5/25/2020

Object of the Game

This one's a bit basic, but if we're going to get where we're headed with the Lexicon, we'll need it. I'll keep it quickish.

Every game has an object, or objective. If you're playing Chess, the object of the game is to put the opponent's king in checkmate. If you're playing Scrabble, the object of the game is to have the most points at the end. If you're playing Tic-Tac-toe, the object is to get three of your symbol (X or O) in a row, and so on.

The object of Chess, Scrabble, and Tic-Tac-Toe is the same, every time you play. That's a foundational or fixed object. In The Beginning, it was a given that a game's object was fixed, coded right into the game as a whole.

Then along came variants. Two Chess players could agree to play a Chess variant in which the object is to capture both of the opponent's Knights, for example, or variants where the object changes every 12th turn, or uncountable others. They're still playing Chess, but it's a different sort of Chess, which acknowledges the core version as the core version while exploring deviation from it (and some variants don't change the objective, but objectives are what we're here for today).

Tabletop wargames explored a variant on the variant: the scenario. Games with scenarios don't necessarily have a default, fixed object. Instead, the scenario frequently defines the object for each instance of the game. In a very important sense, each scenario in a game of Squad Leader (for instance) is a different game using the same core of rules, but with its own object, its own set of game-pieces (the units allotted each side) and its own game board (Squad Leader comes with several modular boards, miniatures games can be played on hand-crafted terrain and so on). So, instead of a foundational objective, we have one or more scenario objectives.

Variants and scenarios are in many ways a spectrum of the same thing. The most important difference is the concept of a default game (including one or more foundational objectives): if you play Chess without selecting a variant, you can still play Chess. But you can't play most wargames without first selecting, creating, or generating a scenario. In Squad Leader, the part that stays the same across scenarios is the system of rules and procedures. The combination of scenario system makes for a game you can play.

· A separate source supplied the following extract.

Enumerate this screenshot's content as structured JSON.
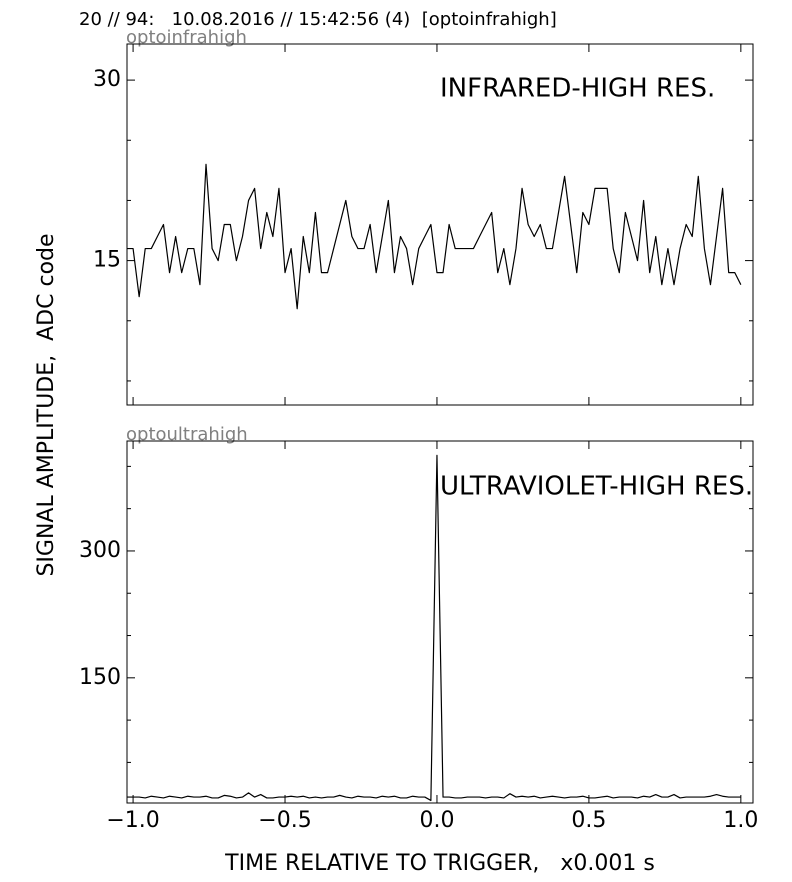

The traditional RPG sprouted from wargaming roots, so it's scenario-based, too, with a system of rules, mechanics and procedures which don't become a playable game until the Game Master selects, creates, or generates a scenario with one or more scenario objectives (sometimes with a lot of input from the Players), and until each Player selects, creates, or generates characters (sometimes with a lot of input from the GM or other Players).

But, RPGs bring a new set of wrinkles to the Object of the Game, since Player Characters can pursue their own objectives both individually and as a group, and both within the scope of a scenario and over the course of many. Importantly, these character objectives, group objectives, and campaign objectives can be entirely divorced from (or even contradict) the scenario objectives provided by an adventure, or the foundational objectives baked into the system (if any). They can also change and evolve from the inside, interacting, combining, growing and dying in unexpected ways, because of the central importance of characters.

Which brings us to the lexical point. Tactical Infinity is key to the whole shebang around here, and objectives are the standards against which tactics are measured. Without objectives, Tactical Infinity would cease to be tactical. It would just be plain old Infinity, the kind the universe leaves laying around. The kind they have in waiting rooms at the DMV.

Every game has at least one Object. RPGs tend to have several, in shifting and evolving number and arranged in shifting and evolving priority weight, where the objectives and priority weight vary from object to object and from character to character, all within the same game. That's magic, of a kind, and it'll be awfully important, as we continue with the Lexicon.